When and How to Watch the FCC Vote to Kill Net Neutrality Today
The five-member commission is about to vote.
The Federal Communications Commission’s major vote is mere hours away. On Thursday, the five members of the FCC board will vote on whether to end net neutrality, the principle that internet service providers cannot provide preferential access to certain sites or force consumers to pay for faster access to specific content. The vote could end the internet as we know it.
To watch the vote livestream, click here to view the meeting on the official government feed. The meeting will run from 10:30 a.m. to 12:30 p.m. Eastern time. Fourth on the agenda out of seven items is the “Restoring Internet Freedom” item, with docket number 17-108.
FCC Chairman Ajit Pai, a Donald Trump appointee, is behind the plan, which would reverse the FCC’s 2015 decision to officially reclassify the internet as a utility, making it subject to more stringent regulations. The five-person board includes three Republicans and two Democrats, who are expected to vote along party lines in favor and in opposition, respectively. As such, barring a shock turn of events, the plan will likely prevail three votes to two.
While Pai has argued his plan would simply move the internet back to the “light touch” regulations that were in place before 2015, part of the reason for that change two years ago was that the FCC had to respond to court decisions that said it could no longer legally enforce net neutrality under those less stringent rules. That’s why Thursday’s vote threatens to create a whole new internet, one where ISPs like Verizon, AT&T, and Comcast have disproportionate power.
Pai has given few substantive interviews about his plans since introducing them just before Thanksgiving, though this Wednesday did see him appear in a bizarre, misleading video from the conservative site The Daily Caller in which he claimed everyone’s favorite memes would survive the end of net neutrality.

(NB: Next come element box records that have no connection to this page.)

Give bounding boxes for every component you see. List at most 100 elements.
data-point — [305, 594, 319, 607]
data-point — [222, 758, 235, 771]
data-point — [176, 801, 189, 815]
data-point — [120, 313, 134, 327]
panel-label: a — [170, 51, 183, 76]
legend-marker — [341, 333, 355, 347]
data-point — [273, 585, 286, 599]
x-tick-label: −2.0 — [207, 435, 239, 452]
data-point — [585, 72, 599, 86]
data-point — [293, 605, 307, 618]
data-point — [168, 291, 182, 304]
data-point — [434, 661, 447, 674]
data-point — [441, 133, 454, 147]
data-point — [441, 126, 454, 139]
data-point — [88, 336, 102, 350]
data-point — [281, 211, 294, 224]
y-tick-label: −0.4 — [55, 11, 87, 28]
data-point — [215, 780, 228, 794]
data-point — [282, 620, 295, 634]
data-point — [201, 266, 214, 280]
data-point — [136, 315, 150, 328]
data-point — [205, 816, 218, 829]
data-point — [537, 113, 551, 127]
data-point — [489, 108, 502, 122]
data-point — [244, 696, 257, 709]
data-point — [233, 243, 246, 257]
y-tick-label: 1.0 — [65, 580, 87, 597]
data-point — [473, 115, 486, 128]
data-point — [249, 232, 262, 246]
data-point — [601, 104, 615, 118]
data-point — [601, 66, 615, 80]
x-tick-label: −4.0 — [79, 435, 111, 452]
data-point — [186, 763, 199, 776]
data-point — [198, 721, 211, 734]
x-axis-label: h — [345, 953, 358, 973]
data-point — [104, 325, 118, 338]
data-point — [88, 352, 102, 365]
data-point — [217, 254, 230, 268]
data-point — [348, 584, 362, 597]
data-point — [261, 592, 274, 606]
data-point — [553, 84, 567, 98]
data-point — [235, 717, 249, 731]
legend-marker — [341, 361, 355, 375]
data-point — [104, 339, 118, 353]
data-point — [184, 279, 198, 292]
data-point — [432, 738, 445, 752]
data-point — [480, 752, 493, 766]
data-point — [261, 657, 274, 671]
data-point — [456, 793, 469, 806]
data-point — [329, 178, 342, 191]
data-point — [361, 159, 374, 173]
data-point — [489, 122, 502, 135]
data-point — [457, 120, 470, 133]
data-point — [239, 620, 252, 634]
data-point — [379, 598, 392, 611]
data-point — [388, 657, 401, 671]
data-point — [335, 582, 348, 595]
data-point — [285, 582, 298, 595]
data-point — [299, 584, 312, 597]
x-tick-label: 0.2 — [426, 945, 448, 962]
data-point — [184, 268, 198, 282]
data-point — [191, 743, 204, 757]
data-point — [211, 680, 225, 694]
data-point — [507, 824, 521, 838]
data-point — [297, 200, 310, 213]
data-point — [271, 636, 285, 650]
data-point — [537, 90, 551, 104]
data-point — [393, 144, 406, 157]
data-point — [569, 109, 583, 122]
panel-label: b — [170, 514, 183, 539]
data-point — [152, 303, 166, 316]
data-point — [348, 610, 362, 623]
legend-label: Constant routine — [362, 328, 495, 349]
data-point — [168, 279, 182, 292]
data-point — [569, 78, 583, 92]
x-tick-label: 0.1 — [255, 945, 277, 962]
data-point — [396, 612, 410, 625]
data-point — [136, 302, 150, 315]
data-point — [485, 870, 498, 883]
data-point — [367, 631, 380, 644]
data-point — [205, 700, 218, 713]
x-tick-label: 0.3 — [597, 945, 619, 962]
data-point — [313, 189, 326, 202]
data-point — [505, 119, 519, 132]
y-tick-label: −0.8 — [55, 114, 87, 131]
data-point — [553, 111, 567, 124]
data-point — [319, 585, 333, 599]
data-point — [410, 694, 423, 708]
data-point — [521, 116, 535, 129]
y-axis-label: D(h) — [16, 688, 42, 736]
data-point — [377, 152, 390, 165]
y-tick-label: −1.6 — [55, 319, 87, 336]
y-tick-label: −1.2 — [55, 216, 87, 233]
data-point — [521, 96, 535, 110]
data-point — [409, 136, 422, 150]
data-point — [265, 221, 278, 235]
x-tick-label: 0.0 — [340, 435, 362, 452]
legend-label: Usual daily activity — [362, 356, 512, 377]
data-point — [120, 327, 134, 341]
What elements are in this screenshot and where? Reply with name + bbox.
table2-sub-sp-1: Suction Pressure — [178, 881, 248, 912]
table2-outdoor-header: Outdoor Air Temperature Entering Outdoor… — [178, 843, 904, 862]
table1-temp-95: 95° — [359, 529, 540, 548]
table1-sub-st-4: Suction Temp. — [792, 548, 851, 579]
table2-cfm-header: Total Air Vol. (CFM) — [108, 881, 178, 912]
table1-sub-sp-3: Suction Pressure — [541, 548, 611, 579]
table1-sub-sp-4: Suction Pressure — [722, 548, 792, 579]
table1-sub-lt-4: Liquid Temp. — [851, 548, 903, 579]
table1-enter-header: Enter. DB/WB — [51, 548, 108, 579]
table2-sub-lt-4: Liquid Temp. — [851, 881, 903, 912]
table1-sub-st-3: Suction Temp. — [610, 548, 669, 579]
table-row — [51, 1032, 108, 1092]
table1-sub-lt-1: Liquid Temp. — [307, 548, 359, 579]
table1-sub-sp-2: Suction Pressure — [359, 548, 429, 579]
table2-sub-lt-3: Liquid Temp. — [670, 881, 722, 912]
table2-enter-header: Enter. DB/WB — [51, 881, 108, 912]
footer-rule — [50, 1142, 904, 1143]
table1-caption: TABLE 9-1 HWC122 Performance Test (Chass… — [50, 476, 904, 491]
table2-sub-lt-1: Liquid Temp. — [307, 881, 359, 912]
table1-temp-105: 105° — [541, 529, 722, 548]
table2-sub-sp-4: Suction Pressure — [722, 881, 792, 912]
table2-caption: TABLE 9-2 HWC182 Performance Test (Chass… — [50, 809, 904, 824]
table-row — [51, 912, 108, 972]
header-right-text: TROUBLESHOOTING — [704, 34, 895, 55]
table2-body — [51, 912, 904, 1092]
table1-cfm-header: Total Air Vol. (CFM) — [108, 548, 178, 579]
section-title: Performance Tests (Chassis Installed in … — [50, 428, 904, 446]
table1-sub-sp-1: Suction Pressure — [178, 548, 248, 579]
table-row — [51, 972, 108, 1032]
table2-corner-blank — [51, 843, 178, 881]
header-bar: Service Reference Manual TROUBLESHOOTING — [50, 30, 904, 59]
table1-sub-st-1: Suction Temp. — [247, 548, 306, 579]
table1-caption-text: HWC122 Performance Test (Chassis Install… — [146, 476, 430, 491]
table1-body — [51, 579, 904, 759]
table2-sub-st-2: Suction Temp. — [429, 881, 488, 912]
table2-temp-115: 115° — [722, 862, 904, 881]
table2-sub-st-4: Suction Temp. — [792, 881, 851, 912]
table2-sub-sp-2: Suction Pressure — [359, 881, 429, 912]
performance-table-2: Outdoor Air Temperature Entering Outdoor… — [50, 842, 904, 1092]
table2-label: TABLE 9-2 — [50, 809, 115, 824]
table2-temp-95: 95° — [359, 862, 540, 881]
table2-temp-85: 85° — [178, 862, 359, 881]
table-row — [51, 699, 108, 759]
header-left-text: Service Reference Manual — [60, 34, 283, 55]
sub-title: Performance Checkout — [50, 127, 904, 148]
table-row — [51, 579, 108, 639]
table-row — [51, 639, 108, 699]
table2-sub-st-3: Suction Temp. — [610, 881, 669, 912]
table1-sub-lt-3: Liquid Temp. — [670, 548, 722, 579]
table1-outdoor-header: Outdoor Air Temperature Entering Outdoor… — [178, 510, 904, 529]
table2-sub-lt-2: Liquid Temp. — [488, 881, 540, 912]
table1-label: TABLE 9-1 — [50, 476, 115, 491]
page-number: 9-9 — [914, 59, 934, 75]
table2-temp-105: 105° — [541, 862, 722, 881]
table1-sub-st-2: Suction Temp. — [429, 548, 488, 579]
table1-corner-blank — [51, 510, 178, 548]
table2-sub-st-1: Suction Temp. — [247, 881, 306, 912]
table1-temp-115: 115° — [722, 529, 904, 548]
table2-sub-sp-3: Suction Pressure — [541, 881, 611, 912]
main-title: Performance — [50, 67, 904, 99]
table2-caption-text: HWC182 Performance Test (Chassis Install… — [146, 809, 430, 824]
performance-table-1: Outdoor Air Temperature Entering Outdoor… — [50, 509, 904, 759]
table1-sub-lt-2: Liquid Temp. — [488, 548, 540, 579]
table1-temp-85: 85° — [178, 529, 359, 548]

Plans to reverse net neutrality have come under intense criticism from internet communities, who fear a service split into tiers with service providers choosing which websites to prioritize in terms of traffic bandwidth. A public consultation on the issue was highly criticized, after it was revealed that a number of comments appeared to come from automated services.
Communities have carried out a number of days of action in protest of the plan. Two organized Reddit days, November 21 and December 1, saw a huge uptick in viral content on the front page relating to the cause, particularly notable as even the Super Bowl didn’t receive as much attention. A number of protests at Verizon stores across the United States have drawn attention to the fact that Pai used to work as a lawyer for the carrier.
The group Voices for Internet Freedom plans to hold a protest outside the FCC during the meeting, with Democratic representatives like Maxine Waters and Keith Ellison in attendance. The activist site Battle for the Net has some information on last-minute work net neutrality supporters can do from theiromes, including calling their senator or representative if they support Pai’s plan.
Read the description of the agenda item for the FCC meeting below.
The Commission will consider a Declaratory Ruling, Report and Order, and Order that will restore Internet Freedom by returning broadband Internet access service to its prior classification as an information service, and reinstate the private mobile service classification of mobile broadband Internet access service. The item also will eliminate the Commission’s vague and expansive Internet Conduct Standard, along with the bright-line rules. Additionally, it will modify the transparency rule to promote additional transparency, while eliminating burdensome and unnecessary requirements.